Analyse 2015-09

2015-09 - petite Pour prendre des décisions éclairées, en matière bioéthique comme en toute matière, il est important de pouvoir avancer et justifier différents arguments, mais aussi d’entendre des arguments contradictoires. Ainsi en est-il pour les tests génétiques : faut-il les encourager et les multiplier ou au contraire se montrer plus réservé vis-à-vis de ceux-ci  [1] ?

 

 

On pourrait dire que deux thèses s’affrontent à ce propos. La première affirme l’ambigüité du droit de savoir et défend donc le droit de ne pas savoir. La deuxième dit au contraire que la connaissance conduit à la responsabilité, et donc que le savoir est un élément fondamental de l’éthique. Sur quels arguments s’appuient les tenants de ces deux thèses ?


1. Démystification du droit de savoir et justification du droit de ne pas savoir


On pourrait croire que ceux qui défendent cette thèse sont des anti-scientifiques, mais il n’en est rien. Ils sont favorables au progrès du savoir médical, mais ont conscience de ses limites. Pour eux, l’éthique prime sur la science. Leurs arguments pourraient se résumer en trois thèses : il faut pouvoir accueillir la vie comme un don ; il faut pouvoir accueillir l’altérité, surtout si elle est fragile ; l’existence humaine est marquée par la finitude et il faut l’accepter.


Accueillir la vie comme un don


Les documents de l’Eglise catholique en matière de bioéthique mettent souvent en avant cet argument : la vie est un don de Dieu qu’il faut pouvoir accueillir avec confiance et sans angoisse, en tout cas sans angoisse démesurée. Or, les tests génétiques provoquent beaucoup d’angoisse et un manque de confiance. Ils défendent donc l’idée qu’il ne faut pas multiplier les tests pour les personnes qui ne présentent pas de risques particuliers.


Vivre, c’est être capable de subjectiver et de s’approprier les évènements, même imprévus. Toute vie humaine comporte des imprévus qu’on doit pouvoir accueillir et transformer pour en faire des éléments positifs de notre histoire. Dans toute existence, il y a nécessairement du manque. Pour Ricœur, nous sommes fondamentalement « manque d’être », et l’éthique consiste à assumer ce manque d’être pour être créateur.


Les tenants de cette thèse critiquent aussi l’attitude de certains généticiens, qui laissent croire que les tests génétiques nous permettraient de connaître l’homme totalement. L’existence humaine a nécessairement des dimensions d’opacité. Certains rêvent d’éliminer cette opacité mais, pour une large part c’est une duperie. La génétique ne détient pas la clé de tous les comportements humains. Il n’y a que quelques maladies pour lesquelles la prédiction génétique est infaillible. Et même pour ces cas, la gravité et l’évolution de la maladie restent toujours particulières.

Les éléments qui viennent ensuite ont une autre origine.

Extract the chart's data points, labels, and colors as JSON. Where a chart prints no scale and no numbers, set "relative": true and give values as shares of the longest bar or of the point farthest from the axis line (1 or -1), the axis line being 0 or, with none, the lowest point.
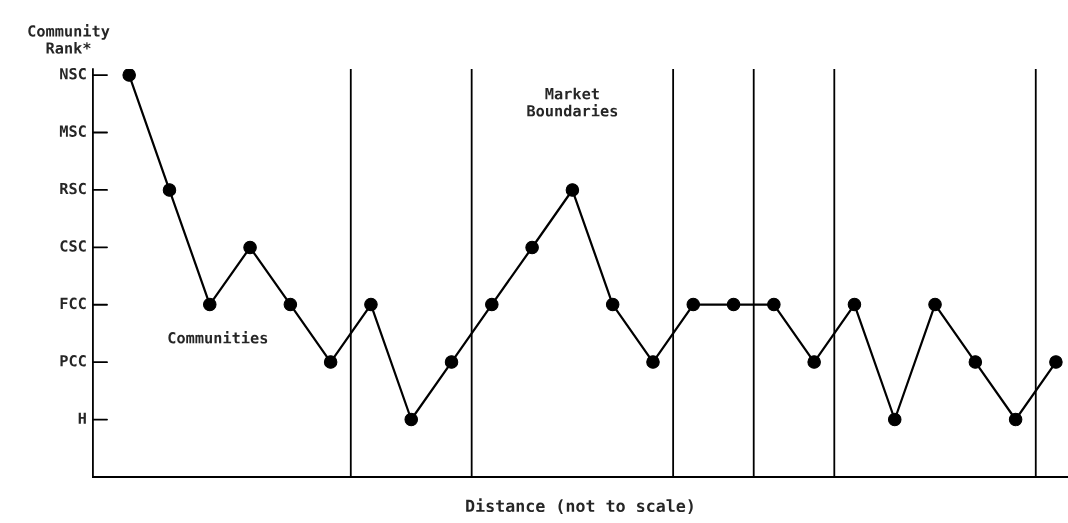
{
  "chart_data": {
    "type": "line",
    "ylabel": "Community\nRank*",
    "xlabel": "Distance (not to scale)",
    "categories": [
      null,
      null,
      null,
      null,
      null,
      null,
      null,
      null,
      null,
      null,
      null,
      null,
      null,
      null,
      null,
      null,
      null,
      null,
      null,
      null,
      null,
      null,
      null,
      null
    ],
    "series": [
      {
        "color": "#000000",
        "values": [
          1,
          0.714,
          0.429,
          0.571,
          0.429,
          0.286,
          0.429,
          0.143,
          0.286,
          0.429,
          0.571,
          0.714,
          0.429,
          0.286,
          0.429,
          0.429,
          0.429,
          0.286,
          0.429,
          0.143,
          0.429,
          0.286,
          0.143,
          0.286
        ]
      }
    ],
    "relative": true,
    "annotations": [
      "Market\nBoundaries",
      "Communities",
      "H",
      "PCC",
      "FCC",
      "CSC",
      "RSC",
      "MSC",
      "NSC"
    ],
    "marker": "circle",
    "line_style": "solid"
  }
}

En plus, les comportements humains sont conditionnés par la génétique mais aussi par des facteurs épigénétiques, donc extragénétiques (la culture par exemple, qui intervient pour réguler nos comportements). Il faut donc aussi tenir compte de ces facteurs épigénétiques.


Enfin, le problème le plus important est qu’il y a un décalage énorme entre le diagnostic et la thérapeutique. On peut diagnostiquer beaucoup de malformations ou de problèmes médicaux à l’aide de la génétique, mais après le diagnostic, on ne peut rien faire car il n’existe pas de thérapeutique. C’est surtout vrai pour la médecine prénatale. La plupart du temps, lorsque l’on diagnostique des maladies graves, il n’y a pas de thérapeutique et on recourt à l’avortement. Ce qui pose quand même question.


Autre argument des partisans du non savoir : la génétique, ce n’est pas que de la science, c’est aussi un commerce et un marché. La question est de savoir qui veut le développement des tests ? Est-ce que ce sont les patients ? Est-ce que ce sont les médecins ? Est-ce que ce sont les firmes productrices et détentrices de brevets ? C’est évidemment une question importante.


Dernier élément dans cette argumentation : les patients sont-ils capables d’un consentement libre et éclairé quand ils prennent une décision ? Quand vous annoncez à un patient qu’il y a un problème génétique et que ce problème est grave, il est évident qu’il va vivre une expérience d’angoisse importante, d’autant plus qu’il doit déchiffrer cette information génétique qu’il ne maitrise pas très bien, que cette information est complexe, qu’elle est très souvent probabiliste ou qu’elle comporte en tout cas des éléments probabilistes.


En outre, ces tests génétiques ont transformé la relation médecin/malade, surtout en médecine prénatale. La confiance mutuelle est mise à mal, la suspicion est fréquente. Certains médecins proposent des tests non demandés pour éviter d’être cités devant des tribunaux. C’est évidemment un problème et l’on sait que les assurances des gynécologues sont parmi les plus coûteuses.


On pourrait résumer cette première position en disant que l’hyper médicalisation de la naissance et la multiplication des tests suscitent plutôt angoisse et méfiance que confiance en la vie et accueil chaleureux de la vie.


S’ouvrir à l’altérité


Deuxième élément, il faut pouvoir accueillir l’altérité, et la science ne permet pas très bien cet accueil, parce que la science, par méthode, est objectivante et n’accueille pas nécessairement l’enfant comme un sujet.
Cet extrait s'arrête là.